Papelaria e tinta de caneta frente aos arquivos de um bom HD. Mas qual é a
maneira de revalorizar uma mercadoria que não produz novidades por algo tão
anedótico e prescindível como a morte do fundador da empresa. A maneira é meter
a mão nos arquivos ou do HD. Pronto. Neste momento, toda a cultura ocidental
está comentando através dos meios de comunicação, principalmente, estes
inéditos de Pablo Neruda e a consequência é clara: Pablo regressa às páginas
dos jornais e sua obra ressuscita.
Um escritor
contemporâneo, antes de morrer, deve deixar um fértil HD, claro, se ama seus
herdeiros. Quem herdou os direitos de Neruda? Quem vai ganhar dinheiro com esta
reaparição de Neruda? Essa é a pergunta, na verdade, a ser feita. E essa é a
pergunta que ninguém irá fazer e portanto as palavras contundentes como as que Pere
Gimferrer conclui o prólogo em que qualifica estes poemas inéditos de
“definitivos e irrefutáveis” valem como nota de valor simbólico para obra. E alguém se pergunta que diabos é um “poema
irrefutável”. Quando o crítico quer se colocar pomposo e solene, a adjetivação
da literatura é orgástica. E não há muitas opções: “poeta verdadeiro”, “poeta
da intensidade”, “poeta da beleza incandescente”, “poeta da inteligência”,
“poeta da transcendência”, ou neste caso “poemas irrefutáveis”. Não há mais. E
não há ironia nisto, porque todos sabem perfeitamente que a literatura, na
atual conjuntura, necessita de campanhas. O capitalismo necessita de campanhas.
Esclarecido
isto, direi mais adiante que os versos nerudianos contidos em Teus pés toco na sombra e outros poemas
inéditos são literariamente excelentes. Como se vê, sou alguém que tampouco
sabe ir muito longe na hora de fazer suas próprias campanhas. Deveríamos saber
adjetivar a vida, e isso já bastava.
O livro
contém vinte e um poemas inéditos, escritos entre 1952 e 1973, ano da morte do
poeta chileno. Darío Oses, diretor dos arquivos da Fundação Pablo Neruda,
explica nas palavras de introdução ao livro. A explicação tem seu ponto de
intriga. Parece ser que estes poemas “escaparam às revisões de Matilde Urrutia”
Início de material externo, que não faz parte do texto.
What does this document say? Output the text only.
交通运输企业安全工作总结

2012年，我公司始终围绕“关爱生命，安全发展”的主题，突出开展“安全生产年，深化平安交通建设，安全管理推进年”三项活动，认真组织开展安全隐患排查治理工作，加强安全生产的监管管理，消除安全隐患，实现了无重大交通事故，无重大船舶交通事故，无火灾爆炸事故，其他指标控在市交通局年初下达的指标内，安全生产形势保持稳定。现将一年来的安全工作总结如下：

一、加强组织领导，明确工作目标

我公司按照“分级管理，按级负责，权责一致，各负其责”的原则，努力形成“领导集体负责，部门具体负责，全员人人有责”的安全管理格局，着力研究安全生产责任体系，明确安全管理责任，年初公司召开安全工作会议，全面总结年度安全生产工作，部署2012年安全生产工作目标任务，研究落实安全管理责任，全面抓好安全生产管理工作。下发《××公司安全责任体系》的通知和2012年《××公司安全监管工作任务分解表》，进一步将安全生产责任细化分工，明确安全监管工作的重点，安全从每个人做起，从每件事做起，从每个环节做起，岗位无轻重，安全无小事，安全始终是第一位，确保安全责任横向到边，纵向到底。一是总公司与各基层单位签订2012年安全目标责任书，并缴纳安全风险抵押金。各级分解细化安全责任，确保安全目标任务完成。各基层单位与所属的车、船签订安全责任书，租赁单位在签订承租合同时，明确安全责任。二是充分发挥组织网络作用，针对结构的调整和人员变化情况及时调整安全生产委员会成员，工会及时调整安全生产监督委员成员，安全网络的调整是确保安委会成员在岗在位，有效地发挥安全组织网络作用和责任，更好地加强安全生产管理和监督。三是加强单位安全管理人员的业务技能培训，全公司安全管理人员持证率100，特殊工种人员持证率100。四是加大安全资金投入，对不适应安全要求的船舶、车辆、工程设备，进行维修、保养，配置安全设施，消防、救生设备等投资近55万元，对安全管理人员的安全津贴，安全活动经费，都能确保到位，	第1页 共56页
e que sua edição obedece a um minucioso trabalho de catalogação e revisão
filológica, tudo para fazê-lo integrante do rol dos objetos literários e finda por formar uma espécie de
afresco mitológico: a viúva do poeta relendo seu companheiro morto com o
coração na mão e estes poemas com pernas escondendo-se em alguma caixa da casa
do poeta em Ilha Negra, enquanto o porco de Pinochet queria destruir a memória
de um escritor universal.
Se Lorca
teve Franco, Neruda teve Pinochet. Os dois poetas mais universais das letras
espanholas aparecem nas iconografias históricas ao lado de um porco político:
isso é a marca hispânica. O mundo anglo-saxão (que é quem concede a fama universal,
através de profetas sucessivos, como Harold Bloom, último profeta até a data de
estabelecer os cânones internacionais da literatura) necessita, para dar fama
definitiva à literatura em espanhol, a aparição de um porco ao lado do poeta. E isso tem sua graça. É original. Oh,
poetas em espanhol, busca um porco político se quereis ser universais!
Estes vinte
e um poemas inéditos de Pablo Neruda são acompanhados de algumas cópias
fac-similar: folhas que saíram de cardápios e programas musicais dos barcos em
que viajava, porque Pablo viajava muito de barco. Os poemas da edição
fac-similar estão escritos com tinta verde, a cor que o poeta tanto gostava. Há
um poema que leva a seguinte anotação com a letra de Matilde Urrutia: “Dia 29
de dezembro de 1952, 11 da manhã, voando a 3500 metros de altura entre Recife e
Rio de Janeiro”. Muito baixo voava esse avião, pensei no instante em que
recordava do pobre Carlos Gardel.
Todos os
manuscritos empregados nesta edição estão guardados em caixas especiais
desenhadas para a conservação do papel. E essas caixas estão depositadas numa
estrutura blindada da Fundação Pablo Neruda. Isto tem um toque futurista e de
assepsia científica que faz pensar que enfim a custódia do legado dos
escritores em espanhol já é tão eficaz ou mais eficaz nos países
hispano-americanos que nas universidades estadunidenses, onde desgraçadamente
foram parar os arquivos literários que podiam estar muito bem conservados na
América Latina. Nesse sentido, a Fundação Pablo Neruda tem um grande mérito.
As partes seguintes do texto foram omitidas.